Malawi’s urgent window of feminist opportunity

If you don’t know about President Joyce Banda, now’s the time to introduce yourself.

Banda, named one of the eight most fascinating Africans of 2012 by The New Yorker, came into office in April of last year after her predecessor, Bingu wa Mutharika, passed away. Her roots are deep in feminist grassroots activism. Before becoming Vice President in 2009, she was a Member of Parliament and Minister for Gender, Children’s Affairs and Community Services. Before that, she was the founder of the Joyce Banda Foundation, founder of the National Association of Business Women (NABW), Young Women Leaders Network and the Hunger Project. She has and continues to serve on the Aspen Institute’s Global Leaders Council for Reproductive Health, a group of 16 sitting and former heads of state, high-level policymakers and other leaders committed to advancing reproductive justice. Chaired by former President of Ireland and all around badass, Mary Robinson, they are trying to mobilize the political will and financial resources necessary to achieve universal access to reproductive health by 2015 – a key target of the UN Millennium Development Goals.

In other words, this woman cares about a lot of the same shit you do, and she’s actually a head of state. It’s sort of mind blowing.

Banda joins her friend, Liberian president and Nobel Peace Prize winner, Ellen Johnson Sirleaf to become the second female head of state in Africa. Many believe that Banda and Sirleaf have the potential to spark a firestorm of new leadership on the continent of Africa, led by women whose values are closely aligned with the international feminist movement. But here’s the thing…

She’s only got until May 2014 guaranteed. That’s when the presidential election will come around again and she’ll need to be elected by the people. The press within Malawi is hard on her, particularly since she’s made gutsy choices around the economy there. And in a country where the marriage age for women is still 15 and there’s rampant misogyny, it’s not going to be easy even if she kicks ass in office.
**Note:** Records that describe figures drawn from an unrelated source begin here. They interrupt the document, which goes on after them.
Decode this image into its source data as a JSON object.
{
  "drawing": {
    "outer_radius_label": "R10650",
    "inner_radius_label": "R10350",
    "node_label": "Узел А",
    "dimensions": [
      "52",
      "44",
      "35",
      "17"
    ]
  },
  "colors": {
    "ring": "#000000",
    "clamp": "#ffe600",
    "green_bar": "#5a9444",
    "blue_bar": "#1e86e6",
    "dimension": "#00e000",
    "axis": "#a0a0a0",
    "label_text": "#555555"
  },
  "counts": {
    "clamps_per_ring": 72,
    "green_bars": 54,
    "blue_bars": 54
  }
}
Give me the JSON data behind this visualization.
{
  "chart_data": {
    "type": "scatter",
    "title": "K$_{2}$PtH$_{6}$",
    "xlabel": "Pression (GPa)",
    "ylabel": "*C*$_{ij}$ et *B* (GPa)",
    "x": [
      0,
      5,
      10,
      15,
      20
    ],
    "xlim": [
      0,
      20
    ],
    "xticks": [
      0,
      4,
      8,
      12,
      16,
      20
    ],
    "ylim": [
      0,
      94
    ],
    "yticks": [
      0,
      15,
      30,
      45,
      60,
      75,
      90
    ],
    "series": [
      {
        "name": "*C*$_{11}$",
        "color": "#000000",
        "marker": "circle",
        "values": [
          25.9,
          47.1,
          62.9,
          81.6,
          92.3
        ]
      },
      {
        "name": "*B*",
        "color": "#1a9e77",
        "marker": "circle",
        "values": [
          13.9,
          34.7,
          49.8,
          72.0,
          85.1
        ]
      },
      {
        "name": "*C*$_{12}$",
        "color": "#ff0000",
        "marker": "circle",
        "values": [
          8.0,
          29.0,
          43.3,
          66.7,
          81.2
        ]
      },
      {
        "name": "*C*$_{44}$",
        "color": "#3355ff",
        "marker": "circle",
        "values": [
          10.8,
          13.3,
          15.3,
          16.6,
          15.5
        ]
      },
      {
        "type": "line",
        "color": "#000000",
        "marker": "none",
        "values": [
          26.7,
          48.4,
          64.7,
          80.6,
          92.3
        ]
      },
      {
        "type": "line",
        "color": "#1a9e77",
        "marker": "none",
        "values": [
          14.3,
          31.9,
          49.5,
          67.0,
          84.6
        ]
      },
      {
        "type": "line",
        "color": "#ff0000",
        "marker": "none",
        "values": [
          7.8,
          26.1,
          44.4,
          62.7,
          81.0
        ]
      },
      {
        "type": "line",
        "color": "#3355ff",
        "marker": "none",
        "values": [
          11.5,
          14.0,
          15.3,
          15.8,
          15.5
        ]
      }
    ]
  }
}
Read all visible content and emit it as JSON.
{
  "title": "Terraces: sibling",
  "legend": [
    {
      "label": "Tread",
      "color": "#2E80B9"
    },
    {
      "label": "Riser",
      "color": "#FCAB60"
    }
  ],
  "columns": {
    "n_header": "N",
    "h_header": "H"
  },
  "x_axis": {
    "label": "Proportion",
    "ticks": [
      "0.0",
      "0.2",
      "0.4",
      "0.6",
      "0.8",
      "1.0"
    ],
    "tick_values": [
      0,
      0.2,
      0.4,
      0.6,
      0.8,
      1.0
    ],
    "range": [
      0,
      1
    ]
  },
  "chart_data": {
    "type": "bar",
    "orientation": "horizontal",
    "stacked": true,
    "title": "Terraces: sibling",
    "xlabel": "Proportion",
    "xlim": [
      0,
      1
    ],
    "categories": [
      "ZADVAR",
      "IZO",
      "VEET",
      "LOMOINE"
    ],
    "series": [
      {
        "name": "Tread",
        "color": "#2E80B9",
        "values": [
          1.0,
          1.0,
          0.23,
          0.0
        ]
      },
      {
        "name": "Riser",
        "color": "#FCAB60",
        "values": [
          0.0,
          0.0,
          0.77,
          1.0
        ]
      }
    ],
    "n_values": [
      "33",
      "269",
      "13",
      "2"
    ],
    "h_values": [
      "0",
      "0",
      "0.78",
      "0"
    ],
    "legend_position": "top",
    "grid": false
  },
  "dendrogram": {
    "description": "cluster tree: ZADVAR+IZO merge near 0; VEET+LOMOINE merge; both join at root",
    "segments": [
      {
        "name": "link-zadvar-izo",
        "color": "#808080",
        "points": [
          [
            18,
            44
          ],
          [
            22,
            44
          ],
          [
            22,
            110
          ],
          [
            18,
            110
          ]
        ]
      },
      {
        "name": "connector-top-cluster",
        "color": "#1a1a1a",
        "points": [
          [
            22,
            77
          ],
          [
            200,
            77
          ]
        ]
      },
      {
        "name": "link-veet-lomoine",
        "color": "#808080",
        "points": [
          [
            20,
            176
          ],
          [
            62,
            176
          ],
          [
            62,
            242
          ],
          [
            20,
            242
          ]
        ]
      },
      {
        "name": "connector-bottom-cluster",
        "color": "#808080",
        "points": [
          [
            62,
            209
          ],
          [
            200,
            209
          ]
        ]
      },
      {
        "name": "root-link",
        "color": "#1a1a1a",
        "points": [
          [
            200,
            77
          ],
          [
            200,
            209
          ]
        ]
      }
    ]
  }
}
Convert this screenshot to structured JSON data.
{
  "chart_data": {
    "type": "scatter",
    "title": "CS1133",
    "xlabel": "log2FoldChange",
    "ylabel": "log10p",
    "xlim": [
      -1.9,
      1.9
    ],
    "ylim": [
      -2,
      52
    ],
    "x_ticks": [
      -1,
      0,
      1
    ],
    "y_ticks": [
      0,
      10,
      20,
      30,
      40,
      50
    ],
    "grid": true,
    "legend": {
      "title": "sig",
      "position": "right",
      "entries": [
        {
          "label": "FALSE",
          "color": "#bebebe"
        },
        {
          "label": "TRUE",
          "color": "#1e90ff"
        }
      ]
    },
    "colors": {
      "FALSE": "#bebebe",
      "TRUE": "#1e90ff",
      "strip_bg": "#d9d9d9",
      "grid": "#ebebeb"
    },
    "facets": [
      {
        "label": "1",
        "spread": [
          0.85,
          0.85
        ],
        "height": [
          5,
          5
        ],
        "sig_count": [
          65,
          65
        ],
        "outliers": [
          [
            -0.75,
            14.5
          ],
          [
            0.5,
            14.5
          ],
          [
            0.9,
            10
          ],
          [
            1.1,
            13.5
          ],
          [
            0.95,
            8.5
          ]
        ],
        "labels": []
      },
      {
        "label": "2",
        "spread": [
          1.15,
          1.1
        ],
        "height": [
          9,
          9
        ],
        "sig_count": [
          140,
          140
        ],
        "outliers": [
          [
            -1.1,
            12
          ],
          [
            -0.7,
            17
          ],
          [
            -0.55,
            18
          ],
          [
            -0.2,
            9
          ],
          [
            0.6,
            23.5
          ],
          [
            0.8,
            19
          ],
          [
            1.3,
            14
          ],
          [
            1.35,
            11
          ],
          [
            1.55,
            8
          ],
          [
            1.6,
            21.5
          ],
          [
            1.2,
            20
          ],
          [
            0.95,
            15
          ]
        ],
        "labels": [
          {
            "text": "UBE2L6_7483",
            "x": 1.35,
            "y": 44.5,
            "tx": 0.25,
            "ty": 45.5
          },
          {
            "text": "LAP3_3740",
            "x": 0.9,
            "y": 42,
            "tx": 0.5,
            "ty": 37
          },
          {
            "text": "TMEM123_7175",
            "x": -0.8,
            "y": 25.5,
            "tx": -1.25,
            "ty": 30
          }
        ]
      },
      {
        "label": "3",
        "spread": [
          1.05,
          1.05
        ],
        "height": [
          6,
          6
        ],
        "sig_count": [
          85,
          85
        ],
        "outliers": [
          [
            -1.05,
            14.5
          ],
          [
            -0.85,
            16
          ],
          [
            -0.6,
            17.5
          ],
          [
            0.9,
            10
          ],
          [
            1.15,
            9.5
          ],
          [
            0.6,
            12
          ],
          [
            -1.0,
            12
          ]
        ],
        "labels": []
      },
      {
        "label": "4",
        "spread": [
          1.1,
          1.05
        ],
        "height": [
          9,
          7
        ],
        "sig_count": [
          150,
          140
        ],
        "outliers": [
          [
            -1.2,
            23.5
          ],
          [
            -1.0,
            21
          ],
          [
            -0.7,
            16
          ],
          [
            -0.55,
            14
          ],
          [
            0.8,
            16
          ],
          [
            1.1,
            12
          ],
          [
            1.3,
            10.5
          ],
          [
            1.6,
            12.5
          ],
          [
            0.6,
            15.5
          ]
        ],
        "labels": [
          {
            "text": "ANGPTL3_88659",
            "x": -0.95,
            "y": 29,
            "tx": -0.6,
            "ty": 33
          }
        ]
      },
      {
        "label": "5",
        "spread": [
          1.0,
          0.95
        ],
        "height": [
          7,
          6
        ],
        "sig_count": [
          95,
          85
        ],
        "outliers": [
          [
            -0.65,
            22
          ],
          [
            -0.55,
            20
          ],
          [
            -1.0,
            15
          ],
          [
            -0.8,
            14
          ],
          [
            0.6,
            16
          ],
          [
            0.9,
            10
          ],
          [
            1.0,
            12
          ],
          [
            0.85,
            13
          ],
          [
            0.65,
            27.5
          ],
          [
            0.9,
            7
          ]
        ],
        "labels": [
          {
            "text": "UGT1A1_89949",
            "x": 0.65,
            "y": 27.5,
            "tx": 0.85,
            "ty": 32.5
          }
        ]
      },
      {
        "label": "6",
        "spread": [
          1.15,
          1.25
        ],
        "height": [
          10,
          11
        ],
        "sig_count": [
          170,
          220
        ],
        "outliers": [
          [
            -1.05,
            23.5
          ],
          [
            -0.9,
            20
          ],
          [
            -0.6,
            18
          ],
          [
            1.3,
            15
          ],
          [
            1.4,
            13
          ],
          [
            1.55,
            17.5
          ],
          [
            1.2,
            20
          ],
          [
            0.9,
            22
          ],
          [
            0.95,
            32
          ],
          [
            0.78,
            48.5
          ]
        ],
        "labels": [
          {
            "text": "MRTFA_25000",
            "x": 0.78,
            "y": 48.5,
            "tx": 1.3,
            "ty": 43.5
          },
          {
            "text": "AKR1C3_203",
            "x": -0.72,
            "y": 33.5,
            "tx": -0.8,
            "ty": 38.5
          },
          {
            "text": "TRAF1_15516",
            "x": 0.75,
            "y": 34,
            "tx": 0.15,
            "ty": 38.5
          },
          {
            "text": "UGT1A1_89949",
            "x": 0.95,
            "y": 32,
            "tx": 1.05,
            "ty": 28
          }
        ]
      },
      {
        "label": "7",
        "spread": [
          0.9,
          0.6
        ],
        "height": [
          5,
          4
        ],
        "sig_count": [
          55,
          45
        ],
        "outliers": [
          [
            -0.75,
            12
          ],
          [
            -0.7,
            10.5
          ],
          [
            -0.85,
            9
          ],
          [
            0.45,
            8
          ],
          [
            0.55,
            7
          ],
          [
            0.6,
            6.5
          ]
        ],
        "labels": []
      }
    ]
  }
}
She’s already putting a lot of her energy into a new initiative around safe motherhood (it’s the second deadliest place to give birth in Africa), and continuing to support the community health workers throughout the country (there aren’t enough) to push family planning access and information to rural women (the birth rate is 5.7 children per family). She has big plans for expanding women’s access to comprehensive healthcare, by training more midwives, building more “waiting homes” where women from rural parts of the country can relocate in anticipation of giving birth, and even doing a hearts and minds campaign with the tribal chiefs. All that, and she’s hell bent on giving women more economic opportunity so she can deal with the root problem: poverty.

If she succeeds, she might just become the next model of what grassroots leadership in the highest office looks like and Malawi might become a model for the rest of Africa and the world. If she fails, quite bluntly, a lot of women will die. Let’s hope she gets the international support she deserves.